Le comédien ne se contente pas de raconter une histoire, il donne vie à chaque personnage et les incarne en enfilant des costumes bien distincts et en modulant sa voix. Parfois, pour les dialogues, il ne met pas complètement le costume mais grâce à l’intonation que l’on reconnaît, on comprend immédiatement qui est le personnage. Une relation de complicité s’installe entre le public qui sait qui est Hyde et le comédien qui réussit à lui faire croire à cette histoire. Le bon Utterson est la dupe de tout le monde et le public regarde amusé la décomposition de cet homme au fur et à mesure qu’il perce la véritable identité du monstre.

Une performance démente

© La Ronce Compagnie
© La Ronce Compagnie

Antonio Nunes Da Silva réalise une performance exceptionnelle en passant d’un personnage à l’autre avec aisance et prouve son talent en nous faisant croire à la présence des personnes, simplement par son jeu et non pas seulement grâce à des accessoires.
S’ils l’aident à se déguiser, les costumes et la scénographie, réalisée par la coordinatrice artistique Dominique Versavel, ne suffisent pas à nous emporter dans l’histoire, il faut toute la virtuosité du comédien pour séduire nos oreilles.
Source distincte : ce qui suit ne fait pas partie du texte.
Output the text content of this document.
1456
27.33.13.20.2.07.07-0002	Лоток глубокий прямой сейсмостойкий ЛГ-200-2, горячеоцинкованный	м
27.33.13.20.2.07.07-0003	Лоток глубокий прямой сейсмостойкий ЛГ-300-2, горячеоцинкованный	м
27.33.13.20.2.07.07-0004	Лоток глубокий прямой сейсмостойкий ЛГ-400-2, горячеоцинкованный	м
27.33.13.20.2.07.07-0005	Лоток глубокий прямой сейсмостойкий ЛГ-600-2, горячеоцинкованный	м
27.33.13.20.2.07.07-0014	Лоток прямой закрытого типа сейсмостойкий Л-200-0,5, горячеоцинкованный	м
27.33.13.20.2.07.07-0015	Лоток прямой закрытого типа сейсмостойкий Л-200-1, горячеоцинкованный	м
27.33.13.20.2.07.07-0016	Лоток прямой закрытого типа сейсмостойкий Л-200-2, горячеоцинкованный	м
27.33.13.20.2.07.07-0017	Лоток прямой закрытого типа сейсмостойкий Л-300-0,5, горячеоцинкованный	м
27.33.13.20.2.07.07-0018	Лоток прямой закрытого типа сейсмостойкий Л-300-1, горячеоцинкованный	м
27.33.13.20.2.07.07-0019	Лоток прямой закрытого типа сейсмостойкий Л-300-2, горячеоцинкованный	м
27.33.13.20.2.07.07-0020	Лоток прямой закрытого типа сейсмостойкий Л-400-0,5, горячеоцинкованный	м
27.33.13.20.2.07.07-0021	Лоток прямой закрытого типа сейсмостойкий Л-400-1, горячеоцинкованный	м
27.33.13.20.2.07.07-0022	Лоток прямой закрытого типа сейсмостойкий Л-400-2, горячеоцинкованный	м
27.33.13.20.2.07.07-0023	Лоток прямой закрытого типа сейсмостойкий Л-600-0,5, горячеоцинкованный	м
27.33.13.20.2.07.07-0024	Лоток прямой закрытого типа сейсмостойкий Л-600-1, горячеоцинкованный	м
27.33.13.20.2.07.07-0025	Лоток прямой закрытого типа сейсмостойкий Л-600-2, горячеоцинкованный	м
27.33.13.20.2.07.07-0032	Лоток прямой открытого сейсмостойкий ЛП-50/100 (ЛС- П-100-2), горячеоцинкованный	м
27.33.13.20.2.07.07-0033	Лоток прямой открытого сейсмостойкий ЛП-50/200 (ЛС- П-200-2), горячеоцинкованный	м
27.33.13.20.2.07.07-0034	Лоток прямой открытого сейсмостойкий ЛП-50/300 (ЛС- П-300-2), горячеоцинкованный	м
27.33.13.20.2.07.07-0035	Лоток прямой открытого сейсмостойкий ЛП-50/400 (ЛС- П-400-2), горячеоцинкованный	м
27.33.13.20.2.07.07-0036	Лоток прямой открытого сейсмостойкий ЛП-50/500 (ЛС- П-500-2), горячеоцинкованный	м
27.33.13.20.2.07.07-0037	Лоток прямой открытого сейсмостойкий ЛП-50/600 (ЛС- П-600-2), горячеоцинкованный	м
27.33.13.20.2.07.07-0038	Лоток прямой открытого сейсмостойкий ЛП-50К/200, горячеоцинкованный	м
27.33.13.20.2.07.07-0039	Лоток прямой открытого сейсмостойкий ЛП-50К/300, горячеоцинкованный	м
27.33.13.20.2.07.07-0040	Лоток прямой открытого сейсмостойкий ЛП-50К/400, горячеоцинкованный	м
En plus la disposition scénique est très intéressante puisque le plateau qui soutient les deux portes est tournant et donne au comédien le temps de se changer entre deux rôles. Cette rotation de l’espace commun de Jekyll et Hyde marque la folie et nous prépare à la domination de l’Infâme. La roue du destin et sa machine infernale sont enclenchées, la tragédie d’Henry Jekyll est en marche et rien ne pourra plus arrêter sa descente aux enfers. Pour bien nous signifier que le docteur perd le contrôle, le comédien sous les traits de Hyde conserve le manteau de Jekyll alors qu’au début, lorsque le monstre apparaissait, il distinguait bien les deux personnages en changeant de tenue… Cette dualité est aussi mise en lumière lorsqu’il se retrouve aux prises avec son double maléfique et qu’il tente de lutter contre sa main qui lui veut du mal…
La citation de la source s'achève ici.